At just past the mid-point of the Q2 2013 earnings season, the percentage of companies reporting actual earnings above estimates is 73%. This percentage is equal to the 4-year average of 73%. However, the earnings growth rate for the second quarter has only increased by one percentage point since the beginning of the earnings season. On June 30, the earnings growth rate was 0.8%. Today, the earnings growth rate is 1.8%. Over the past four years, the median increase in the earnings growth rate from the end of the quarter through the end of the earnings season has been five percentage points.

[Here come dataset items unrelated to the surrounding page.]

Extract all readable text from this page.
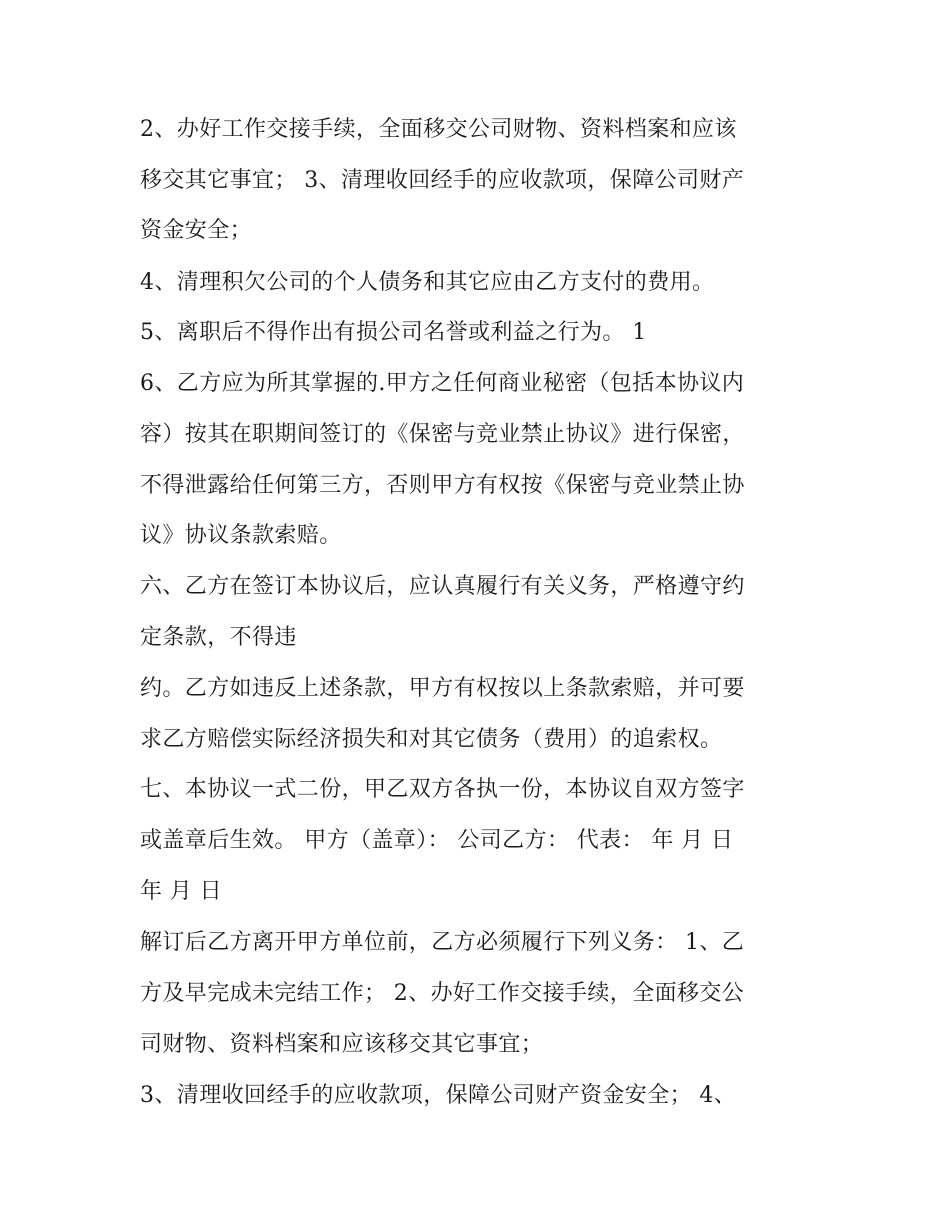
2、办好工作交接手续，全面移交公司财物、资料档案和应该
移交其它事宜； 3、清理收回经手的应收款项，保障公司财产
资金安全；
4、清理积欠公司的个人债务和其它应由乙方支付的费用。
5、离职后不得作出有损公司名誉或利益之行为。 1
6、乙方应为所其掌握的.甲方之任何商业秘密（包括本协议内
容）按其在职期间签订的《保密与竞业禁止协议》进行保密，
不得泄露给任何第三方，否则甲方有权按《保密与竞业禁止协
议》协议条款索赔。
六、乙方在签订本协议后，应认真履行有关义务，严格遵守约
定条款，不得违
约。乙方如违反上述条款，甲方有权按以上条款索赔，并可要
求乙方赔偿实际经济损失和对其它债务（费用）的追索权。
七、本协议一式二份，甲乙双方各执一份，本协议自双方签字
或盖章后生效。 甲方（盖章）： 公司乙方： 代表： 年 月 日
年 月 日
解订后乙方离开甲方单位前，乙方必须履行下列义务： 1、乙
方及早完成未完结工作； 2、办好工作交接手续，全面移交公
司财物、资料档案和应该移交其它事宜；
3、清理收回经手的应收款项，保障公司财产资金安全； 4、
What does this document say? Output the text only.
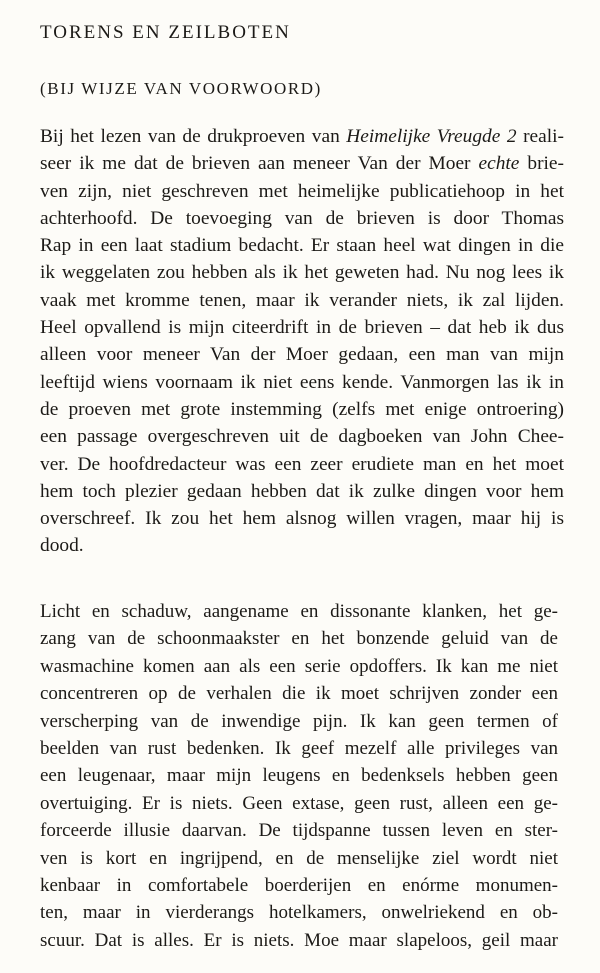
TORENS EN ZEILBOTEN
(BIJ WIJZE VAN VOORWOORD)
Bij het lezen van de drukproeven van Heimelijke Vreugde 2 reali-
seer ik me dat de brieven aan meneer Van der Moer echte brie-
ven zijn, niet geschreven met heimelijke publicatiehoop in het
achterhoofd. De toevoeging van de brieven is door Thomas
Rap in een laat stadium bedacht. Er staan heel wat dingen in die
ik weggelaten zou hebben als ik het geweten had. Nu nog lees ik
vaak met kromme tenen, maar ik verander niets, ik zal lijden.
Heel opvallend is mijn citeerdrift in de brieven – dat heb ik dus
alleen voor meneer Van der Moer gedaan, een man van mijn
leeftijd wiens voornaam ik niet eens kende. Vanmorgen las ik in
de proeven met grote instemming (zelfs met enige ontroering)
een passage overgeschreven uit de dagboeken van John Chee-
ver. De hoofdredacteur was een zeer erudiete man en het moet
hem toch plezier gedaan hebben dat ik zulke dingen voor hem
overschreef. Ik zou het hem alsnog willen vragen, maar hij is
dood.
Licht en schaduw, aangename en dissonante klanken, het ge-
zang van de schoonmaakster en het bonzende geluid van de
wasmachine komen aan als een serie opdoffers. Ik kan me niet
concentreren op de verhalen die ik moet schrijven zonder een
verscherping van de inwendige pijn. Ik kan geen termen of
beelden van rust bedenken. Ik geef mezelf alle privileges van
een leugenaar, maar mijn leugens en bedenksels hebben geen
overtuiging. Er is niets. Geen extase, geen rust, alleen een ge-
forceerde illusie daarvan. De tijdspanne tussen leven en ster-
ven is kort en ingrijpend, en de menselijke ziel wordt niet
kenbaar in comfortabele boerderijen en enórme monumen-
ten, maar in vierderangs hotelkamers, onwelriekend en ob-
scuur. Dat is alles. Er is niets. Moe maar slapeloos, geil maar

The answer can be found in the surprise percentage reported to date for the second quarter. The surprise percentage reflects the amount (in aggregate) by which companies are reporting earnings above the estimates for a quarter. At this point in time, the surprise percentage for Q2 2013 is 3.2% (i.e. companies in the S&P 500 are beating EPS estimates in aggregate by 3.2%). This percentage is below the 4-year average of surprise percentage of 7.0%. In fact, if 3.2% is the final surprise percentage for the quarter, it would reflect the second-lowest surprise percentage for the index since Q1 2009. The lowest surprise percentage recorded to date since 2009 was in the third quarter of 2012 (3.1%).
Unless there is an improvement in the surprise percentage during the second-half of the earnings season, there is a good chance that the Q2 2013 quarter will finish with the third lowest earnings growth rate recorded by the index in the past four years, trailing only the Q3 2009 (-15.3%) quarter and the Q3 2012 quarter (-1.5%).